The best part about these Painted Shortbread Cookies? Once you've got the base made, there are absolutely no rules. The kids can go wild with decorations, painting any design they'd like. Unlike classic cookie decorating, which requires piping bags and multiple colors of royal icing, this watercolor technique couldn't be simpler. Plus, painting these cookies is a great baking activity for kids of all ages. We can guarantee that baking and decorating these simple shortbread cookies will be a highlight of your kids' holiday.
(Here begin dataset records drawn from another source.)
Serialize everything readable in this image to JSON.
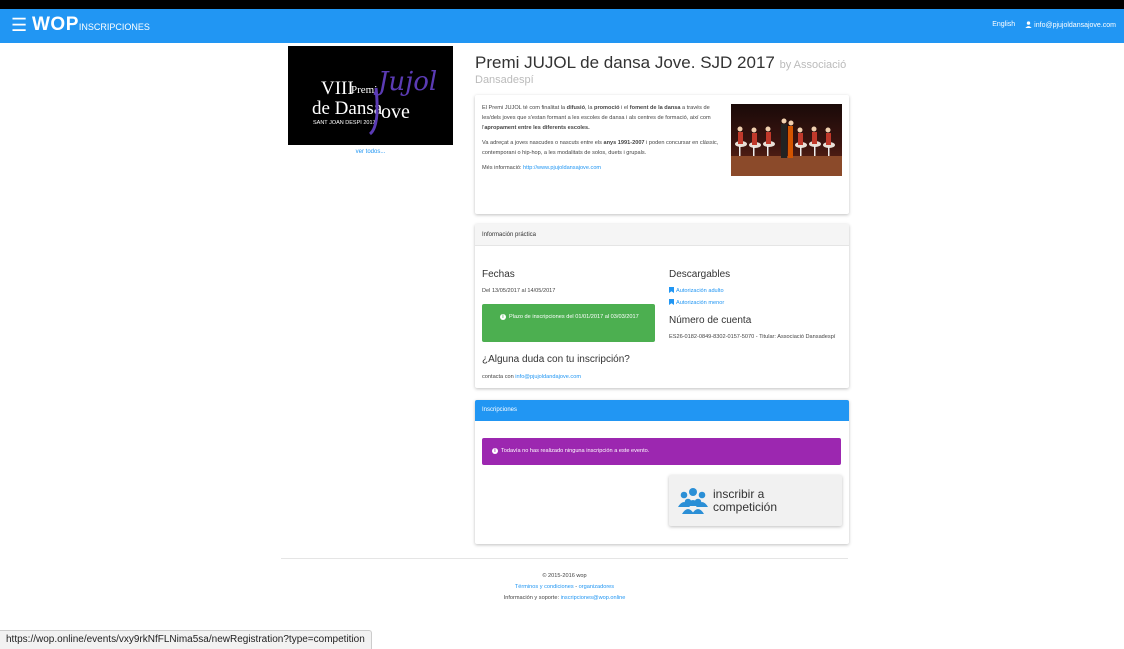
{
  "navbar": {
    "menu_icon": "menu-icon",
    "brand": "WOP",
    "brand_sub": "INSCRIPCIONES",
    "language": "English",
    "user_email": "info@pjujoldansajove.com",
    "color": "#2196f3"
  },
  "poster": {
    "line1": "VIII",
    "line1b": "Premi",
    "line2": "de Dansa",
    "line3": "SANT JOAN DESPI 2017",
    "jujol": "Jujol",
    "jove": "ove",
    "ver_todos": "ver todos..."
  },
  "event": {
    "title": "Premi JUJOL de dansa Jove. SJD 2017",
    "by": "by Associació",
    "org": "Dansadespí"
  },
  "description": {
    "p1_a": "El Premi JUJOL té com finalitat la ",
    "p1_b": "difusió",
    "p1_c": ", la ",
    "p1_d": "promoció",
    "p1_e": " i el ",
    "p1_f": "foment de la dansa",
    "p1_g": " a través de les/dels joves que s'estan formant a les escoles de dansa i als centres de formació, així com l'",
    "p1_h": "apropament entre les diferents escoles.",
    "p2_a": "Va adreçat a joves nascudes o nascuts entre els ",
    "p2_b": "anys 1991-2007",
    "p2_c": " i poden concursar en clàssic, contemporani o hip-hop, a les modalitats de solos, duets i grupals.",
    "p3_label": "Més informació: ",
    "p3_link": "http://www.pjujoldansajove.com"
  },
  "info": {
    "header": "Información práctica",
    "fechas_title": "Fechas",
    "fechas_value": "Del 13/05/2017 al 14/05/2017",
    "plazo": "Plazo de inscripciones del 01/01/2017 al 03/03/2017",
    "duda_title": "¿Alguna duda con tu inscripción?",
    "contacta_label": "contacta con ",
    "contacta_email": "info@pjujoldandajove.com",
    "descargables_title": "Descargables",
    "autorizacion_adulto": "Autorización adulto",
    "autorizacion_menor": "Autorización menor",
    "cuenta_title": "Número de cuenta",
    "cuenta_value": "ES26-0182-0849-8302-0157-5070 - Titular: Associació Dansadespí"
  },
  "inscripciones": {
    "header": "Inscripciones",
    "alert": "Todavía no has realizado ninguna inscripción a este evento.",
    "button_line1": "inscribir a",
    "button_line2": "competición",
    "button_icon": "group-icon"
  },
  "footer": {
    "copyright": "© 2015-2016 wop",
    "terms": "Términos y condiciones",
    "sep": " - ",
    "organizers": "organizadores",
    "support_label": "Información y soporte: ",
    "support_email": "inscripciones@wop.online"
  },
  "status_bar": {
    "url": "https://wop.online/events/vxy9rkNfFLNima5sa/newRegistration?type=competition"
  },
  "colors": {
    "primary": "#2196f3",
    "success": "#4caf50",
    "purple": "#9c27b0"
  }
}
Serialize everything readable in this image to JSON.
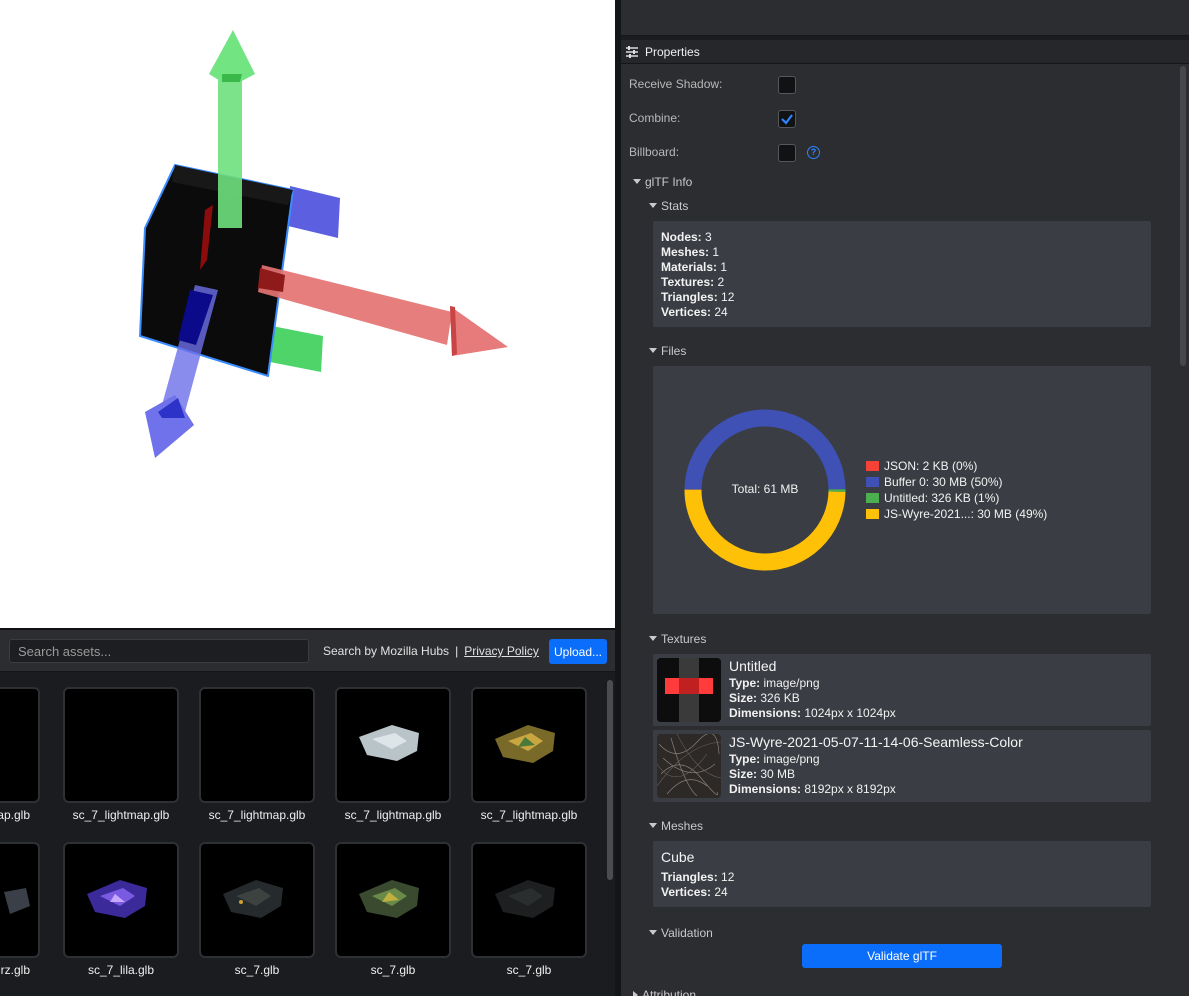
{
  "assets": {
    "search_placeholder": "Search assets...",
    "search_by_text": "Search by Mozilla Hubs",
    "separator": "|",
    "privacy_link": "Privacy Policy",
    "upload_label": "Upload...",
    "items": [
      {
        "label": "ap.glb"
      },
      {
        "label": "sc_7_lightmap.glb"
      },
      {
        "label": "sc_7_lightmap.glb"
      },
      {
        "label": "sc_7_lightmap.glb"
      },
      {
        "label": "sc_7_lightmap.glb"
      },
      {
        "label": "rz.glb"
      },
      {
        "label": "sc_7_lila.glb"
      },
      {
        "label": "sc_7.glb"
      },
      {
        "label": "sc_7.glb"
      },
      {
        "label": "sc_7.glb"
      }
    ]
  },
  "properties": {
    "title": "Properties",
    "receive_shadow_label": "Receive Shadow:",
    "receive_shadow_checked": false,
    "combine_label": "Combine:",
    "combine_checked": true,
    "billboard_label": "Billboard:",
    "billboard_checked": false,
    "help_glyph": "?",
    "gltf_info_label": "glTF Info",
    "stats_label": "Stats",
    "stats": [
      {
        "key": "Nodes:",
        "value": " 3"
      },
      {
        "key": "Meshes:",
        "value": " 1"
      },
      {
        "key": "Materials:",
        "value": " 1"
      },
      {
        "key": "Textures:",
        "value": " 2"
      },
      {
        "key": "Triangles:",
        "value": " 12"
      },
      {
        "key": "Vertices:",
        "value": " 24"
      }
    ],
    "files_label": "Files",
    "files_total": "Total: 61 MB",
    "files": [
      {
        "label": "JSON: 2 KB (0%)",
        "color": "#f44336",
        "fraction": 3e-05
      },
      {
        "label": "Buffer 0: 30 MB (50%)",
        "color": "#3f51b5",
        "fraction": 0.4977
      },
      {
        "label": "Untitled: 326 KB (1%)",
        "color": "#4caf50",
        "fraction": 0.0054
      },
      {
        "label": "JS-Wyre-2021...: 30 MB (49%)",
        "color": "#ffc107",
        "fraction": 0.4968
      }
    ],
    "textures_label": "Textures",
    "textures": [
      {
        "name": "Untitled",
        "type_key": "Type:",
        "type": " image/png",
        "size_key": "Size:",
        "size": " 326 KB",
        "dim_key": "Dimensions:",
        "dim": " 1024px x 1024px"
      },
      {
        "name": "JS-Wyre-2021-05-07-11-14-06-Seamless-Color",
        "type_key": "Type:",
        "type": " image/png",
        "size_key": "Size:",
        "size": " 30 MB",
        "dim_key": "Dimensions:",
        "dim": " 8192px x 8192px"
      }
    ],
    "meshes_label": "Meshes",
    "mesh": {
      "name": "Cube",
      "tri_key": "Triangles:",
      "tri": " 12",
      "vert_key": "Vertices:",
      "vert": " 24"
    },
    "validation_label": "Validation",
    "validate_button": "Validate glTF",
    "attribution_label": "Attribution"
  }
}
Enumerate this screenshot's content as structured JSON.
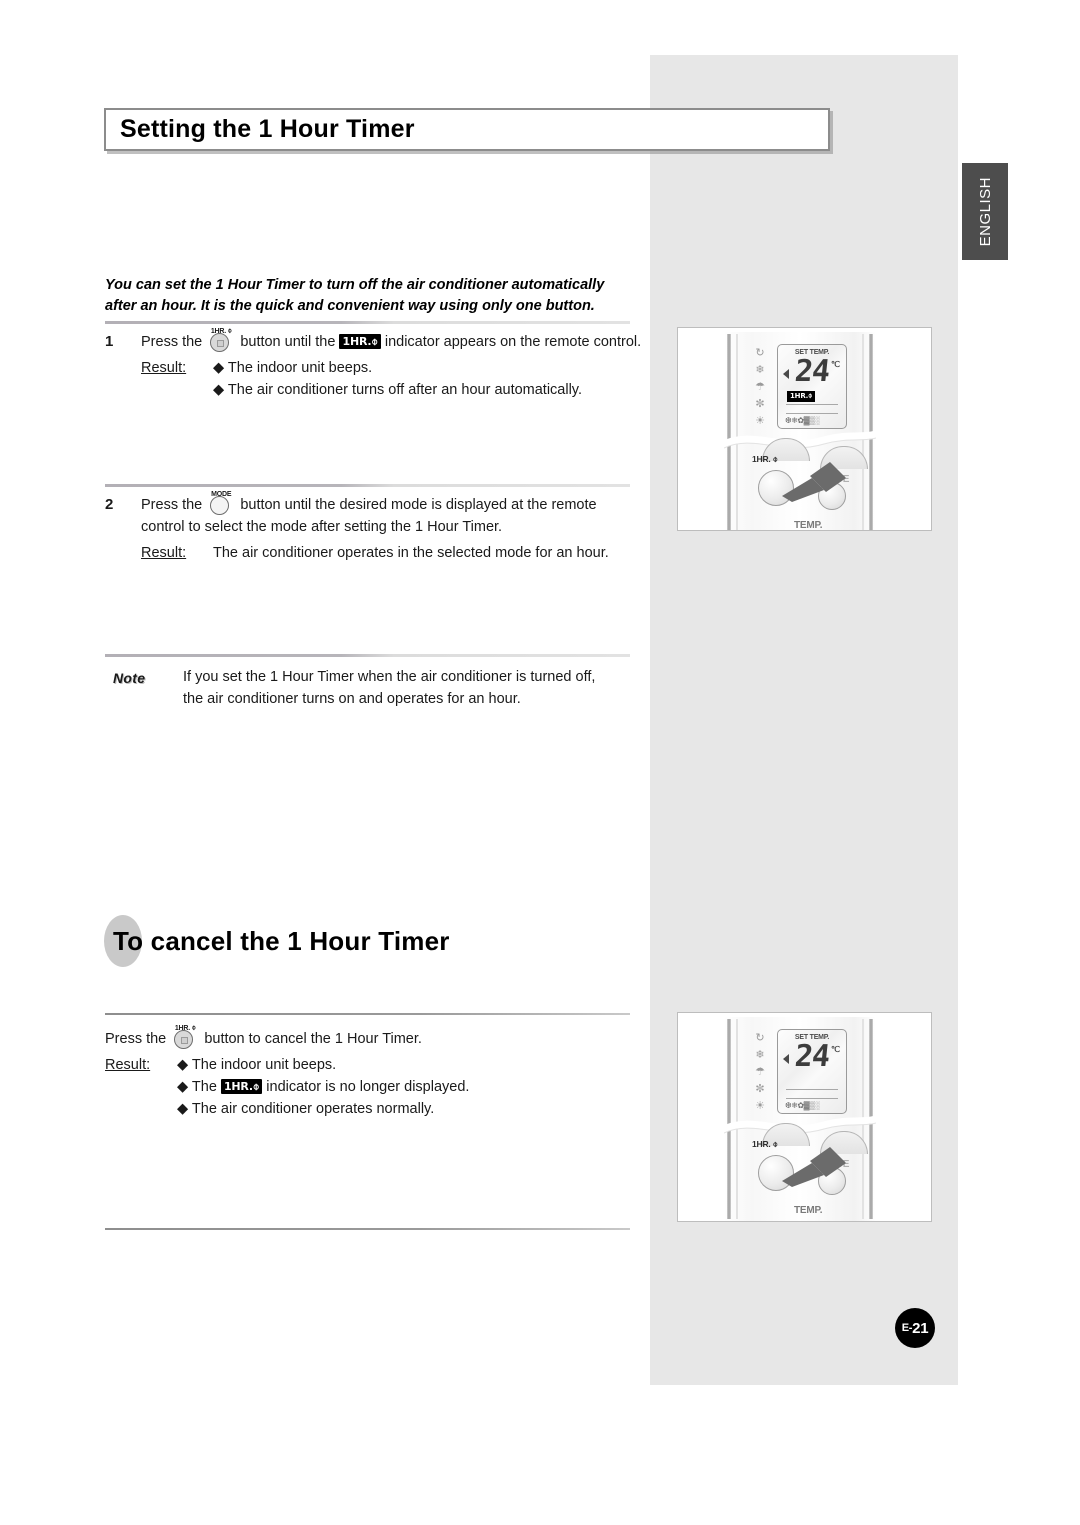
{
  "page": {
    "language_tab": "ENGLISH",
    "page_number": "E-21",
    "page_number_prefix": "E-",
    "page_number_value": "21"
  },
  "heading": {
    "title": "Setting the 1 Hour Timer"
  },
  "intro": {
    "line1": "You can set the 1 Hour Timer to turn off the air conditioner automatically",
    "line2": "after an hour. It is the quick and convenient way using only one button."
  },
  "steps": [
    {
      "number": "1",
      "text_before_button": "Press the",
      "button_caption": "1HR. ⌽",
      "text_after_button": "button until the",
      "badge": "1HR.⌽",
      "text_after_badge": "indicator appears on the remote control.",
      "result_label": "Result:",
      "results": [
        "◆ The indoor unit beeps.",
        "◆ The air conditioner turns off after an hour automatically."
      ]
    },
    {
      "number": "2",
      "text_before_button": "Press the",
      "button_caption": "MODE",
      "text_after_button": "button until the desired mode is displayed at the remote",
      "text_line2": "control to select the mode after setting the 1 Hour Timer.",
      "result_label": "Result:",
      "results": [
        "The air conditioner operates in the selected mode for an hour."
      ]
    }
  ],
  "note": {
    "label": "Note",
    "line1": "If you set the 1 Hour Timer when the air conditioner is turned off,",
    "line2": "the air conditioner turns on and operates for an hour."
  },
  "subheading": {
    "title": "To cancel the 1 Hour Timer"
  },
  "cancel": {
    "text_before_button": "Press the",
    "button_caption": "1HR. ⌽",
    "text_after_button": "button to cancel the 1 Hour Timer.",
    "result_label": "Result:",
    "result_1": "◆ The indoor unit beeps.",
    "result_2_before": "◆ The",
    "result_2_badge": "1HR.⌽",
    "result_2_after": "indicator is no longer displayed.",
    "result_3": "◆ The air conditioner operates normally."
  },
  "illustration_top": {
    "lcd_label": "SET TEMP.",
    "lcd_value": "24",
    "lcd_unit": "℃",
    "lcd_timer_badge": "1HR.⌽",
    "lcd_foot_icons": "❆❄✿▓▒░",
    "mode_icons": [
      "auto-mode-icon",
      "cool-mode-icon",
      "dry-mode-icon",
      "fan-mode-icon",
      "heat-mode-icon"
    ],
    "mode_glyphs": [
      "↻",
      "❄",
      "☂",
      "✼",
      "☀"
    ],
    "button_1hr_label": "1HR. ⌽",
    "button_mode_label": "MODE",
    "button_temp_label": "TEMP."
  },
  "illustration_bottom": {
    "lcd_label": "SET TEMP.",
    "lcd_value": "24",
    "lcd_unit": "℃",
    "lcd_timer_badge": "",
    "lcd_foot_icons": "❆❄✿▓▒░",
    "mode_glyphs": [
      "↻",
      "❄",
      "☂",
      "✼",
      "☀"
    ],
    "button_1hr_label": "1HR. ⌽",
    "button_mode_label": "MODE",
    "button_temp_label": "TEMP."
  },
  "colors": {
    "panel_grey": "#e7e7e7",
    "tab_dark": "#4d4d4d",
    "badge_black": "#000000"
  }
}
Get the Recipe: Painted Shortbread Cookies
Step 1: Make Shortbread Dough and Royal Icing
This shortbread dough couldn't be any easier: It only calls for 5 ingredients. Older kids can handle making this dough on their own; younger kids will need a little guidance. Luckily, the recipe is quite straightforward. Your shortbread will be chilling in the fridge in no time.
When you slice these shortbread cookies, it's important for each cookie to be even in thickness. Don't be afraid to break out the ruler.
While your cookies are baking, prepare the royal icing. Ask your kids to combine all the ingredients in the stand mixer, then beat them together. Royal icing is similar to pie dough in that you'll never be able to predict exactly how much water you'll need; for these cookies, you're looking for a spreadable consistency, thick enough to still hold its shape but thin enough to easily spread. Allow your kids to add water tablespoon by tablespoon (patience is a virtue here) until you reach the perfect consistency. Be sure that the water fully incorporates into the icing before adding more.
While baking the cookies and making the icing is part of the fun, you can involve the kids in as much or as little of the process as you want. After all, the real fun is the decorating.
Step 2: Flood Cookies
"Flooding" means icing the cookies with a thin coat of royal icing. For all of our best cookie decorating tips and tricks, refer to this guide.
Once the cookies have fully cooled, you can flood them with your royal icing. Here, you're creating a blank canvas that you can paint on top of. You'll want to fill a piping bag (or a ziplock bag with the corner snipped off) with your royal icing and start by piping a circle around the circumference of the cookie. Then, once your cookie is outlined, fill it in with white icing, starting in the center of the cookie and expanding outwards. Use a toothpick to fill in icing in any spots you missed until it is smooth over the entirety of the cookie. Once you've shown your kids how it's done, you can set them up with their own piping bags.
It's crucial to let the flooded cookies dry fully before moving on to the next step (at least 1 hour) to prevent the colors from bleeding.
Step 3: Paint Cookies
Squeeze a few drops of food coloring into separate small bowls—we recommend starting off with red and green for Christmas, but you can customize your colors however you please. Add 2 teaspoons almond extract to each color and stir with a small paintbrush until combined. If you added a little too much food coloring, resulting in a darker color than you'd like, it's no problem. Simply lighten it up with more almond extract.
You'll want your kids to do a few practice strokes on a piece of paper towel to test your colors and get the hang of the motion. Then they can let their creativity run wild and paint their cookies. We love painting these cookies with classic Christmas icons (a Christmas tree or a wreath) or simple patterns, like tartan. But the beauty in this recipe is that it's entirely customizable. Celebrating Hanukkah? Use blue and yellow paints to make a Star of David and a menorah. This concept extends far beyond the winter holidays—use this technique for your Valentine's Day or St. Patrick's Day cookies, too. The possibilities are endless.